Meritorio Anasagasti, repito, que como los toreros en plena temporada nunca saben qué les va a salir por toriles. Cada noticia recibida a la intemperie en el centro del albero tiene para Anasagasti su lidia. Así, fue contundente con las furgonetas de la dinamita el primer día, pero luego supo adentrarse en las beneméritas intenciones de los transportistas para imaginar que tal vez descartaban el derramamiento de sangre. Claro que en medio de tantos matices superpuestos hay un invariante: al ministro del Interior, ni agua ni concesión alguna. Lo mismo da que se sorprenda a la cúpula de ETA y sean detenidos sus miembros sin causarles un rasguño, que la llegada al aeropuerto de Barajas de algún criminal extraditado, que el hallazgo de José Antonio Ortega Lara, que la captura en Francia de los que se hicieron con ocho toneladas de explosivos o la de las furgonetas a la dinamita de Calatayud y Alhama de Aragón sin causar daño colateral alguno. El señor ministro siempre merece un denuesto procedente del graderío del PNV. La patada dialéctica a Jaime Mayor Oreja es una cláusula de estilo, y desde luego es inimaginable que de esas filas salga una felicitación al responsable de habernos evitado a todos lo peor.

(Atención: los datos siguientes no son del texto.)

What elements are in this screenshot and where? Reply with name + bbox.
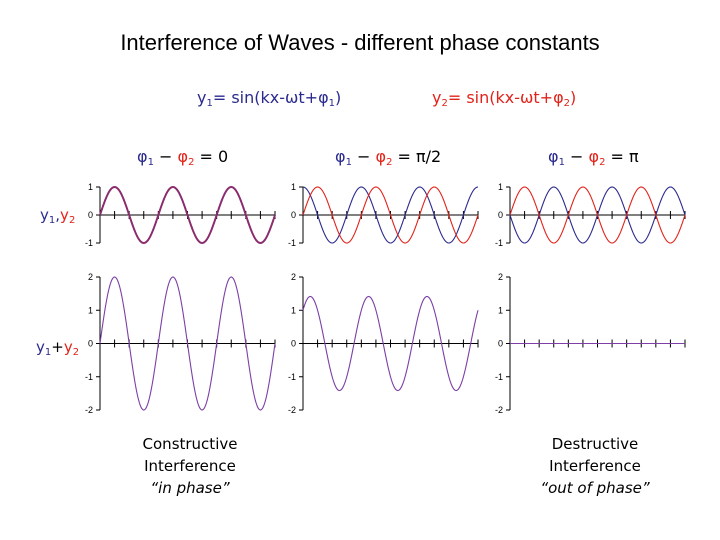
top-2-y-tick-label: 0 [291, 210, 296, 220]
top-2-y-tick-label: -1 [288, 238, 296, 248]
caption-constructive-line2: Interference [144, 457, 236, 475]
top-3-y-tick-label: 1 [498, 182, 503, 192]
caption-constructive: Constructive Interference “in phase” [110, 433, 270, 499]
top-1-series-y2 [99, 186, 276, 244]
top-2-series-y1 [302, 186, 479, 244]
caption-constructive-line1: Constructive [142, 435, 238, 453]
phase-label-half-pi: φ1 − φ2 = π/2 [335, 147, 442, 168]
top-3-series-y2 [509, 186, 686, 244]
phase-label-zero: φ1 − φ2 = 0 [137, 147, 229, 168]
bottom-3-y-tick-label: 2 [498, 272, 503, 282]
bottom-2-y-tick-label: -2 [288, 405, 296, 415]
caption-destructive-line2: Interference [549, 457, 641, 475]
bottom-2-y-tick-label: 1 [291, 305, 296, 315]
bottom-1-y-tick-label: 0 [88, 339, 93, 349]
top-1-y-tick-label: 0 [88, 210, 93, 220]
bottom-2-y-tick-label: 2 [291, 272, 296, 282]
bottom-1-y-tick-label: -2 [85, 405, 93, 415]
page-title: Interference of Waves - different phase … [120, 30, 600, 55]
bottom-1-y-tick-label: 2 [88, 272, 93, 282]
bottom-1-y-tick-label: -1 [85, 372, 93, 382]
top-3-y-tick-label: 0 [498, 210, 503, 220]
caption-destructive-line1: Destructive [551, 435, 639, 453]
phase-label-pi: φ1 − φ2 = π [548, 147, 639, 168]
top-1-y-tick-label: 1 [88, 182, 93, 192]
caption-constructive-line3: “in phase” [150, 479, 230, 497]
top-1-y-tick-label: -1 [85, 238, 93, 248]
bottom-2-y-tick-label: -1 [288, 372, 296, 382]
bottom-3-y-tick-label: -1 [495, 372, 503, 382]
bottom-2-series-sum [302, 295, 479, 392]
bottom-2-y-tick-label: 0 [291, 339, 296, 349]
bottom-1-y-tick-label: 1 [88, 305, 93, 315]
caption-destructive-line3: “out of phase” [540, 479, 650, 497]
caption-destructive: Destructive Interference “out of phase” [515, 433, 675, 499]
bottom-3-y-tick-label: 1 [498, 305, 503, 315]
bottom-1-series-sum [99, 276, 276, 411]
top-3-y-tick-label: -1 [495, 238, 503, 248]
row-label-sum: y1+y2 [36, 338, 80, 358]
bottom-3-y-tick-label: -2 [495, 405, 503, 415]
top-2-y-tick-label: 1 [291, 182, 296, 192]
row-label-y1-y2: y1,y2 [40, 206, 76, 226]
top-2-series-y2 [302, 186, 479, 244]
equation-y2: y2= sin(kx-ωt+φ2) [432, 88, 577, 109]
equation-y1: y1= sin(kx-ωt+φ1) [197, 88, 342, 109]
bottom-3-y-tick-label: 0 [498, 339, 503, 349]
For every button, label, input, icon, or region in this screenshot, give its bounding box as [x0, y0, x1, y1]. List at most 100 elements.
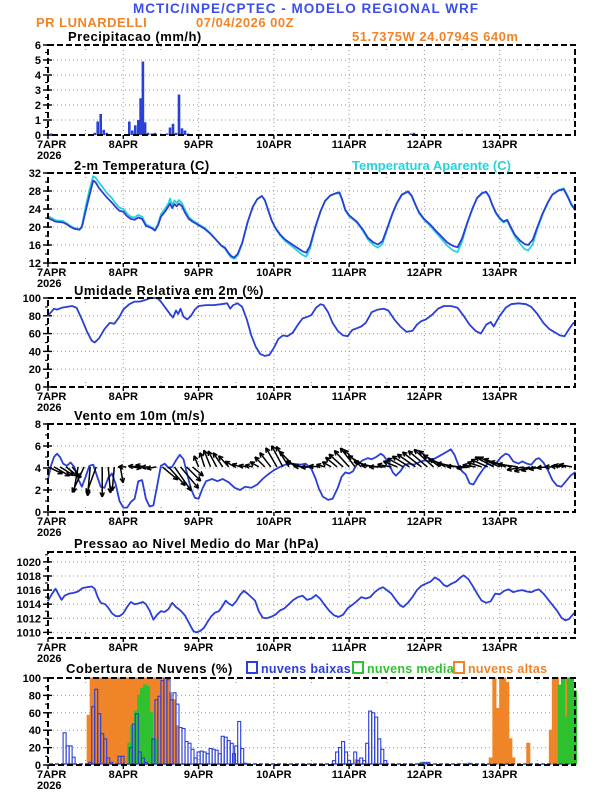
svg-text:11APR: 11APR — [332, 769, 367, 781]
svg-text:7APR: 7APR — [37, 642, 66, 654]
svg-text:2026: 2026 — [37, 653, 61, 665]
svg-text:9APR: 9APR — [184, 267, 213, 279]
svg-text:2: 2 — [35, 485, 41, 497]
svg-text:12APR: 12APR — [407, 642, 443, 654]
svg-text:12: 12 — [29, 258, 41, 270]
svg-text:13APR: 13APR — [482, 267, 518, 279]
high-clouds-swatch-icon — [453, 661, 465, 674]
svg-text:8APR: 8APR — [109, 642, 138, 654]
svg-text:1020: 1020 — [17, 557, 41, 569]
svg-text:8APR: 8APR — [109, 391, 138, 403]
legend-high-clouds: nuvens altas — [453, 661, 547, 676]
svg-text:100: 100 — [23, 673, 41, 685]
svg-text:13APR: 13APR — [482, 516, 518, 528]
svg-text:4: 4 — [35, 463, 42, 475]
svg-text:0: 0 — [35, 507, 41, 519]
svg-text:2026: 2026 — [37, 278, 61, 290]
legend-mid-clouds-label: nuvens medias — [367, 662, 462, 676]
svg-text:3: 3 — [35, 85, 41, 97]
svg-text:9APR: 9APR — [184, 516, 213, 528]
svg-text:20: 20 — [29, 364, 41, 376]
svg-text:2026: 2026 — [37, 402, 61, 414]
svg-text:13APR: 13APR — [482, 139, 518, 151]
svg-text:10APR: 10APR — [256, 391, 292, 403]
svg-text:40: 40 — [29, 725, 41, 737]
panel-title-precipitation: Precipitacao (mm/h) — [68, 29, 202, 44]
run-datetime: 07/04/2026 00Z — [196, 15, 295, 30]
svg-text:7APR: 7APR — [37, 267, 66, 279]
svg-text:0: 0 — [35, 130, 41, 142]
panel-clouds: 0 20 40 60 80 100 7APR 8APR 9APR 10APR 11APR 12APR 1… — [23, 673, 578, 792]
svg-text:1014: 1014 — [17, 599, 42, 611]
svg-text:6: 6 — [35, 441, 41, 453]
page-title: MCTIC/INPE/CPTEC - MODELO REGIONAL WRF — [133, 1, 479, 16]
svg-text:7APR: 7APR — [37, 139, 66, 151]
svg-text:1018: 1018 — [17, 571, 41, 583]
svg-text:9APR: 9APR — [184, 391, 213, 403]
svg-text:24: 24 — [29, 204, 42, 216]
svg-text:40: 40 — [29, 346, 41, 358]
svg-text:80: 80 — [29, 311, 41, 323]
station-name: PR LUNARDELLI — [36, 15, 148, 30]
svg-text:13APR: 13APR — [482, 769, 518, 781]
svg-text:10APR: 10APR — [256, 267, 292, 279]
svg-text:2026: 2026 — [37, 150, 61, 162]
panel-precipitation: 0 1 2 3 4 5 6 7APR 8APR 9APR 10APR 11APR 12APR 13APR 2… — [35, 40, 576, 162]
svg-text:1: 1 — [35, 115, 41, 127]
svg-text:0: 0 — [35, 760, 41, 772]
panel-wind: 0 2 4 6 8 7APR 8APR 9APR 10APR 11APR 12APR 13APR 202… — [35, 419, 576, 539]
svg-text:20: 20 — [29, 222, 41, 234]
svg-text:20: 20 — [29, 743, 41, 755]
legend-low-clouds-label: nuvens baixas — [261, 662, 352, 676]
svg-text:4: 4 — [35, 70, 42, 82]
svg-text:8: 8 — [35, 419, 41, 431]
svg-text:12APR: 12APR — [407, 267, 443, 279]
svg-text:100: 100 — [23, 293, 41, 305]
svg-text:13APR: 13APR — [482, 391, 518, 403]
svg-text:1010: 1010 — [17, 627, 41, 639]
svg-text:10APR: 10APR — [256, 516, 292, 528]
svg-text:32: 32 — [29, 168, 41, 180]
svg-text:60: 60 — [29, 708, 41, 720]
svg-text:10APR: 10APR — [256, 642, 292, 654]
legend-high-clouds-label: nuvens altas — [468, 662, 548, 676]
svg-text:6: 6 — [35, 40, 41, 52]
svg-text:60: 60 — [29, 329, 41, 341]
panel-title-pressure: Pressao ao Nivel Medio do Mar (hPa) — [74, 536, 320, 551]
legend-low-clouds: nuvens baixas — [246, 661, 351, 676]
svg-text:10APR: 10APR — [256, 139, 292, 151]
svg-text:16: 16 — [29, 240, 41, 252]
svg-text:7APR: 7APR — [37, 516, 66, 528]
panel-title-wind: Vento em 10m (m/s) — [74, 408, 206, 423]
svg-text:80: 80 — [29, 690, 41, 702]
legend-mid-clouds: nuvens medias — [352, 661, 461, 676]
panel-humidity: 0 20 40 60 80 100 7APR 8APR 9APR 10APR 11APR 12APR 1… — [23, 293, 576, 414]
svg-text:0: 0 — [35, 382, 41, 394]
svg-text:2026: 2026 — [37, 780, 61, 792]
panel-title-humidity: Umidade Relativa em 2m (%) — [74, 283, 265, 298]
svg-text:5: 5 — [35, 55, 41, 67]
svg-text:7APR: 7APR — [37, 769, 66, 781]
svg-text:1016: 1016 — [17, 585, 41, 597]
svg-text:2: 2 — [35, 100, 41, 112]
low-clouds-swatch-icon — [246, 661, 258, 674]
svg-text:9APR: 9APR — [184, 642, 213, 654]
panel-title-temperature: 2-m Temperatura (C) — [74, 158, 210, 173]
svg-text:11APR: 11APR — [332, 139, 367, 151]
panel-temperature: 12 16 20 24 28 32 7APR 8APR 9APR 10APR 11APR 12APR 1… — [29, 168, 576, 290]
svg-text:8APR: 8APR — [109, 139, 138, 151]
mid-clouds-swatch-icon — [352, 661, 364, 674]
svg-text:10APR: 10APR — [256, 769, 292, 781]
svg-text:12APR: 12APR — [407, 391, 443, 403]
svg-text:7APR: 7APR — [37, 391, 66, 403]
legend-apparent-temperature: Temperatura Aparente (C) — [352, 158, 511, 173]
svg-text:12APR: 12APR — [407, 516, 443, 528]
svg-text:11APR: 11APR — [332, 642, 367, 654]
svg-text:9APR: 9APR — [184, 769, 213, 781]
svg-text:1012: 1012 — [17, 613, 41, 625]
svg-text:2026: 2026 — [37, 527, 61, 539]
svg-text:11APR: 11APR — [332, 391, 367, 403]
svg-text:8APR: 8APR — [109, 769, 138, 781]
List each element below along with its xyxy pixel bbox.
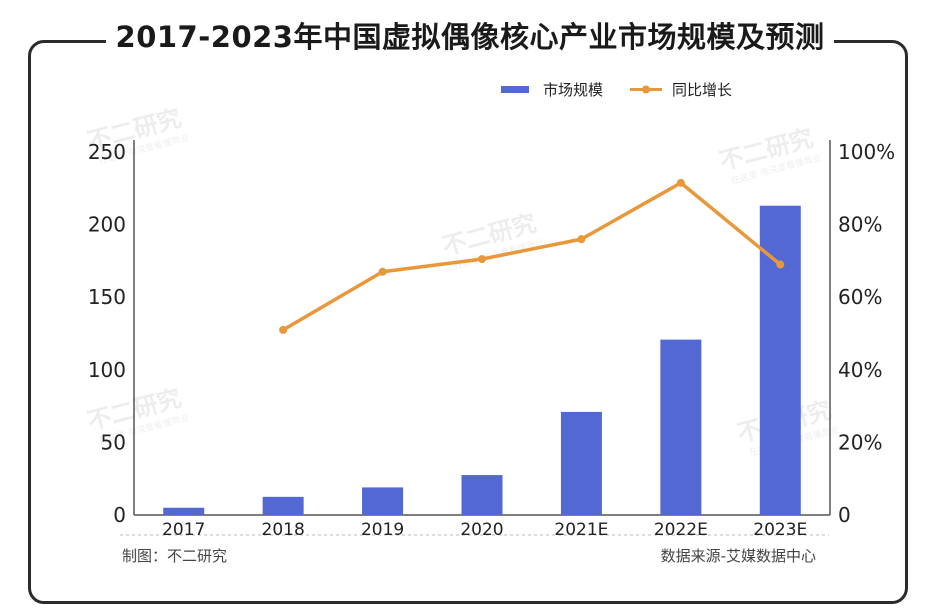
growth-line	[282, 181, 782, 332]
bar	[461, 475, 503, 515]
y-right-tick-label: 0	[838, 503, 851, 527]
footer-source: 数据来源-艾媒数据中心	[660, 547, 816, 565]
x-tick-label: 2022E	[654, 520, 708, 540]
growth-point	[279, 325, 288, 334]
legend-swatch-bar	[501, 86, 529, 93]
footer-credit: 制图：不二研究	[122, 547, 228, 565]
y-right-tick-label: 20%	[838, 430, 882, 454]
y-right-tick-label: 80%	[838, 213, 882, 237]
x-tick-label: 2017	[162, 520, 205, 540]
y-left-tick-label: 200	[88, 213, 126, 237]
y-left-tick-label: 0	[113, 503, 126, 527]
x-tick-label: 2020	[460, 520, 503, 540]
growth-point	[676, 178, 685, 187]
bar	[163, 507, 205, 515]
legend-label-bar: 市场规模	[543, 81, 603, 99]
y-left-tick-label: 150	[88, 285, 126, 309]
growth-point	[577, 235, 586, 244]
legend-swatch-marker	[642, 85, 650, 94]
growth-point	[478, 255, 486, 264]
y-right-tick-label: 40%	[838, 358, 882, 382]
x-tick-label: 2019	[361, 520, 404, 540]
y-right-tick-label: 60%	[838, 285, 882, 309]
bar	[362, 487, 404, 515]
growth-point	[776, 260, 785, 269]
legend-label-line: 同比增长	[672, 81, 732, 99]
y-left-tick-label: 50	[101, 430, 126, 454]
chart-title: 2017-2023年中国虚拟偶像核心产业市场规模及预测	[105, 14, 835, 56]
bar	[560, 411, 602, 515]
y-right-tick-label: 100%	[838, 140, 895, 164]
bar	[759, 205, 801, 515]
x-tick-label: 2023E	[753, 520, 807, 540]
x-tick-label: 2021E	[554, 520, 608, 540]
bar	[660, 339, 702, 515]
x-tick-label: 2018	[262, 520, 305, 540]
y-left-tick-label: 100	[88, 358, 126, 382]
y-left-tick-label: 250	[88, 140, 126, 164]
bar	[262, 496, 304, 515]
growth-point	[378, 267, 387, 276]
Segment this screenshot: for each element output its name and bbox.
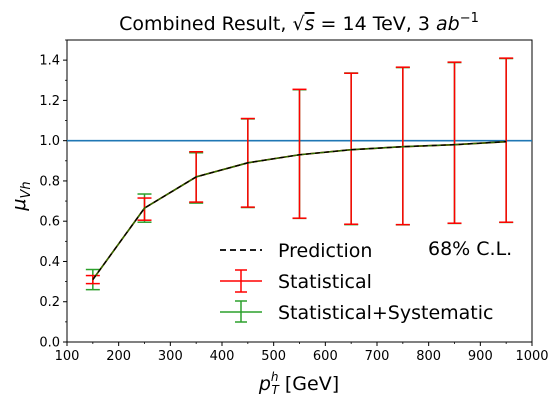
x-axis-label: ph T [GeV] bbox=[258, 370, 339, 397]
y-tick-label: 0.4 bbox=[39, 255, 60, 270]
legend-systematic-label: Statistical+Systematic bbox=[278, 302, 493, 324]
y-tick-label: 0.6 bbox=[39, 215, 60, 230]
legend-statistical-swatch bbox=[220, 269, 262, 293]
legend: Prediction Statistical Statistical+Syste… bbox=[220, 240, 493, 324]
confidence-level-annotation: 68% C.L. bbox=[428, 238, 512, 260]
y-tick-label: 1.2 bbox=[39, 94, 60, 109]
prediction-line bbox=[92, 141, 507, 280]
x-tick-label: 600 bbox=[313, 349, 338, 364]
y-axis-label: μVh bbox=[8, 181, 34, 211]
data-lines bbox=[92, 140, 507, 281]
y-tick-label: 1.4 bbox=[39, 54, 60, 69]
legend-statistical-label: Statistical bbox=[278, 271, 372, 293]
x-tick-label: 100 bbox=[55, 349, 80, 364]
x-tick-label: 500 bbox=[261, 349, 286, 364]
legend-prediction-label: Prediction bbox=[278, 240, 372, 262]
error-bar bbox=[344, 72, 359, 225]
error-bar bbox=[447, 61, 462, 224]
y-tick-label: 0.2 bbox=[39, 295, 60, 310]
x-tick-label: 800 bbox=[416, 349, 441, 364]
error-bar bbox=[395, 66, 410, 226]
axis-ticks: 100 200 300 400 500 600 700 800 900 1000 0.0 0.2 0.4… bbox=[39, 39, 549, 364]
y-tick-label: 0.8 bbox=[39, 174, 60, 189]
error-bar bbox=[292, 88, 307, 219]
x-tick-label: 1000 bbox=[515, 349, 548, 364]
legend-systematic-swatch bbox=[220, 300, 262, 323]
x-tick-label: 700 bbox=[365, 349, 390, 364]
error-bar bbox=[499, 57, 514, 223]
y-tick-label: 1.0 bbox=[39, 134, 60, 149]
y-tick-label: 0.0 bbox=[39, 336, 60, 351]
x-tick-label: 200 bbox=[106, 349, 131, 364]
x-tick-label: 300 bbox=[158, 349, 183, 364]
chart-title: Combined Result, √s = 14 TeV, 3 ab−1 bbox=[119, 11, 479, 35]
x-tick-label: 400 bbox=[210, 349, 235, 364]
x-tick-label: 900 bbox=[468, 349, 493, 364]
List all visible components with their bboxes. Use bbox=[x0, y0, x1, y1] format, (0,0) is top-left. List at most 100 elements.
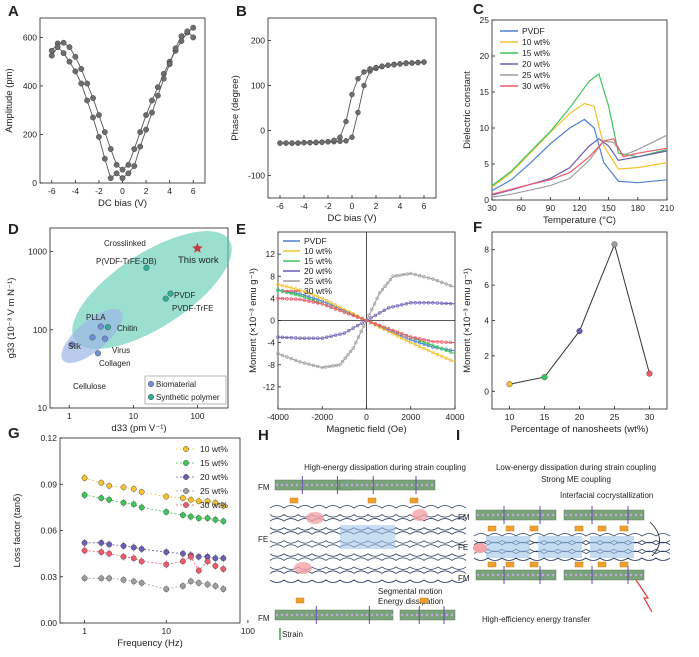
data-point bbox=[220, 566, 227, 572]
atom-dot bbox=[395, 483, 399, 487]
legend-item: Biomaterial bbox=[156, 380, 196, 389]
data-point bbox=[166, 61, 173, 68]
x-tick-label: 90 bbox=[546, 203, 556, 213]
data-point bbox=[280, 296, 285, 301]
data-point bbox=[391, 274, 395, 278]
data-point bbox=[413, 272, 417, 277]
data-point bbox=[409, 335, 413, 339]
data-point bbox=[405, 272, 409, 276]
series-line-moment bbox=[509, 242, 650, 385]
data-point bbox=[295, 140, 301, 146]
data-point bbox=[280, 353, 285, 358]
atom-dot bbox=[370, 613, 374, 617]
x-tick-label: -2000 bbox=[311, 412, 333, 422]
data-point bbox=[316, 364, 320, 369]
legend-item: 25 wt% bbox=[304, 276, 332, 286]
data-point bbox=[81, 475, 88, 481]
data-point bbox=[212, 516, 219, 523]
data-point bbox=[324, 365, 328, 369]
data-point bbox=[370, 307, 374, 312]
data-point bbox=[373, 313, 378, 318]
data-point bbox=[163, 509, 170, 515]
data-point bbox=[307, 299, 311, 303]
atom-dot bbox=[609, 513, 613, 517]
data-point bbox=[180, 558, 186, 565]
data-point bbox=[302, 361, 307, 365]
data-point bbox=[106, 496, 113, 503]
data-point bbox=[60, 50, 67, 57]
atom-dot bbox=[310, 483, 314, 487]
data-point bbox=[138, 580, 145, 586]
atom-dot bbox=[531, 513, 535, 517]
atom-dot bbox=[385, 483, 389, 487]
data-point bbox=[289, 297, 293, 301]
atom-dot bbox=[405, 483, 409, 487]
atom-dot bbox=[604, 573, 608, 577]
ferromagnetic-layer bbox=[475, 569, 557, 581]
data-point bbox=[143, 126, 149, 133]
data-point bbox=[302, 290, 307, 294]
data-point bbox=[48, 52, 55, 59]
atom-dot bbox=[481, 573, 485, 577]
point-annotation: P(VDF-TrFE-DB) bbox=[96, 257, 157, 266]
data-point bbox=[382, 308, 386, 313]
panel-h: High-energy dissipation during strain co… bbox=[258, 463, 467, 640]
atom-dot bbox=[330, 613, 334, 617]
atom-dot bbox=[285, 613, 289, 617]
data-point bbox=[349, 134, 355, 140]
atom-dot bbox=[579, 573, 583, 577]
x-tick-label: 60 bbox=[516, 203, 526, 213]
y-tick-label: 0 bbox=[484, 386, 489, 396]
atom-dot bbox=[295, 613, 299, 617]
data-point bbox=[417, 273, 422, 278]
data-point bbox=[130, 578, 137, 585]
data-point bbox=[415, 59, 421, 66]
data-point bbox=[307, 362, 311, 366]
data-point bbox=[395, 304, 400, 308]
panel-label-f: F bbox=[473, 219, 482, 236]
legend-marker bbox=[183, 502, 189, 508]
atom-dot bbox=[516, 573, 520, 577]
crystal-region bbox=[590, 536, 634, 558]
data-point bbox=[98, 479, 105, 486]
x-tick-label: 180 bbox=[631, 203, 645, 213]
y-tick-label: -12 bbox=[263, 382, 276, 392]
data-point bbox=[422, 346, 426, 351]
polymer-chain bbox=[269, 553, 467, 557]
data-point bbox=[431, 277, 435, 281]
atom-dot bbox=[599, 573, 603, 577]
data-point bbox=[96, 112, 102, 118]
y-tick-label: 200 bbox=[23, 129, 37, 139]
atom-dot bbox=[584, 573, 588, 577]
y-axis-label: Phase (degree) bbox=[230, 75, 241, 140]
data-point bbox=[294, 358, 298, 363]
data-point bbox=[401, 272, 406, 277]
data-point bbox=[313, 139, 319, 145]
data-point bbox=[347, 309, 351, 314]
x-tick-label: 20 bbox=[575, 412, 585, 422]
atom-dot bbox=[380, 483, 384, 487]
data-point bbox=[120, 553, 127, 560]
data-point bbox=[444, 282, 448, 286]
data-point bbox=[413, 342, 417, 347]
atom-dot bbox=[280, 613, 284, 617]
data-point bbox=[195, 567, 202, 574]
data-point bbox=[113, 161, 120, 168]
data-point bbox=[324, 298, 329, 303]
data-point bbox=[355, 323, 360, 328]
data-point bbox=[138, 558, 145, 565]
polymer-chain bbox=[269, 579, 467, 583]
atom-dot bbox=[541, 513, 545, 517]
data-point bbox=[343, 356, 347, 360]
legend-swatch bbox=[147, 394, 154, 401]
data-point bbox=[90, 114, 96, 121]
axes-frame bbox=[267, 17, 437, 199]
data-point bbox=[435, 301, 439, 305]
data-point bbox=[107, 146, 114, 152]
atom-dot bbox=[634, 573, 638, 577]
data-point bbox=[298, 360, 302, 364]
data-point bbox=[373, 64, 379, 71]
data-point bbox=[163, 549, 170, 555]
data-point bbox=[422, 275, 426, 279]
data-point bbox=[327, 364, 332, 369]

Anasagasti, sometido a tanto estrés, acaba enunciando principios generales de los que, paradójicamente, se excluye. Por ejemplo, cuando el mensaje del Rey del 24 de diciembre afirma que la Constitución es el marco para solucionar el terrorismo, Anasagasti replica que "aquí no hay nada intocable". ¿Seguro? ¿Ni siquiera el programa del PNV? ¿Ni siquiera todo ese antiguo asunto de los derechos históricos mencionados en la disposición adicional de la Constitución? Para Anasagasti "se equivocan los que piensan que la Constitución es un fetiche, un tótem absolutamente intocable". Desde luego, pero ¿se equivocan también los que piensan eso mismo de los fueros, del Concierto Económico o del cupo? Anasagasti menciona los principios fundamentales del Movimiento, promulgados por aquel general que, con la ayuda entre otros factores de la carlistada combatiente, se decía caudillo por la gracia de Dios y sólo se declaraba responsable "ante Dios y ante la historia". Pero aquellos principios, que se consideraban en el preámbulo "permanentes e inalterables por su propia naturaleza", resultaron biodegradables bajo la acción de la voluntad general, que es sobre la que reposa la vigencia de la Constitución. Entendámonos, Iñaki.